San Francisco: Photographer Joe Rosenthal, who won a Pulitzer Prize for his immortal image of six World War II servicemen raising an American flag over battle-scarred Iwo Jima, died on Sunday. He was 94.

Rosenthal died of natural causes at an assisted living facility in the San Francisco suburb of Novato, his daughter, Anne Rosenthal said.

"He was a good and honest man, he had real integrity," Anne Rosenthal said.

His photo, taken for The Associated Press on February 23, 1945, became the model for the Iwo Jima Memorial near Arlington National Cemetery in Virginia. The memorial, dedicated in 1954 and known officially as the Marine Corps War Memorial, commemorates the Marines who died taking the Pacific island in World War II.

The photo was listed in 1999 at No 68 on a New York University survey of 100 examples of the best journalism of the century.

The photo actually shows the second raising of the flag that day on Mount Suribachi on the Japanese island. The first flag had been deemed too small.

"What I see behind the photo is what it took to get up to those heights - the kind of devotion to their country that those young men had, and the sacrifices they made," Rosenthal once said and added, "I take some gratification in being a little part of what the US stands for."

He liked to call himself "a guy who was up in the big leagues for a cup of coffee at one time."

The picture was an inspiration for Thomas E Franklin of The Record of Bergen County, NJ, who took the photo of three firefighters raising a flag amid the ruins of the World Trade Center on September 11, 2001.

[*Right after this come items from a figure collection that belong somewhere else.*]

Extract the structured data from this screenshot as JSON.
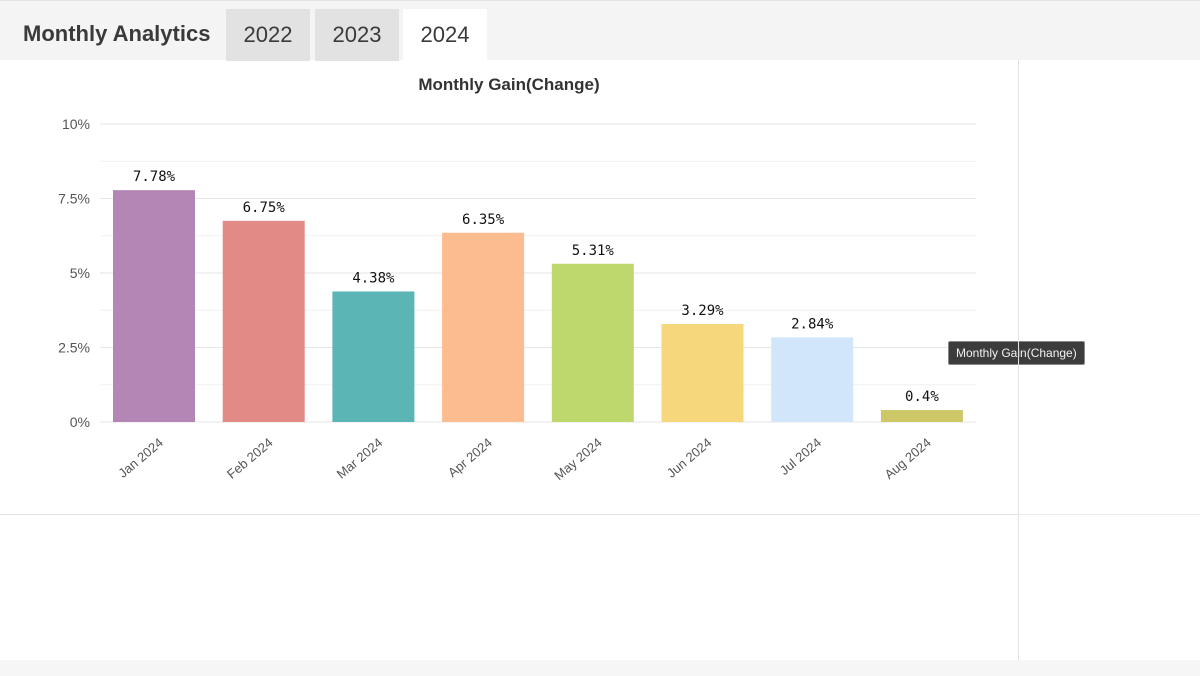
{
  "header": {
    "title": "Monthly Analytics",
    "tabs": [
      {
        "label": "2022",
        "active": false
      },
      {
        "label": "2023",
        "active": false
      },
      {
        "label": "2024",
        "active": true
      }
    ]
  },
  "tooltip": {
    "text": "Monthly Gain(Change)"
  },
  "chart_data": {
    "type": "bar",
    "title": "Monthly Gain(Change)",
    "categories": [
      "Jan 2024",
      "Feb 2024",
      "Mar 2024",
      "Apr 2024",
      "May 2024",
      "Jun 2024",
      "Jul 2024",
      "Aug 2024"
    ],
    "series": [
      {
        "values": [
          7.78,
          6.75,
          4.38,
          6.35,
          5.31,
          3.29,
          2.84,
          0.4
        ]
      }
    ],
    "data_labels": [
      "7.78%",
      "6.75%",
      "4.38%",
      "6.35%",
      "5.31%",
      "3.29%",
      "2.84%",
      "0.4%"
    ],
    "colors": [
      "#b386b6",
      "#e28a86",
      "#5bb5b4",
      "#fdbb90",
      "#bed86e",
      "#f6d77c",
      "#d1e6fb",
      "#cdc768"
    ],
    "ylim": [
      0,
      10
    ],
    "yticks": [
      0,
      2.5,
      5,
      7.5,
      10
    ],
    "ytick_labels": [
      "0%",
      "2.5%",
      "5%",
      "7.5%",
      "10%"
    ],
    "grid": true,
    "legend": "none"
  }
}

Franklin said he instantly saw the similarities with the Iwo Jima photo as he looked through his lens. Franklin's photo, distributed worldwide by the AP, was a finalist in 2002 for the Pulitzer Prize in breaking news photography.

The AP photo quickly became the subject of posters, war-bond drives and a US postage stamp.

Rosenthal left the AP later in 1945 to join the San Francisco Chronicle, where he worked as a photographer for 35 years before retiring.

"He was short in stature but that was about it. He had a lot of nerve," said John O'Hara, a retired photographer who worked with Rosenthal at the San Francisco Chronicle.

Rosenthal's famous picture kept him busy for years, and he continued to get requests for prints decades after the shutter clicked. He said he was always flattered by the tumult surrounding the shot, but added, "I'd rather just lie down and listen to a ball game."

Rosenthal was born in 1911 in Washington, DC.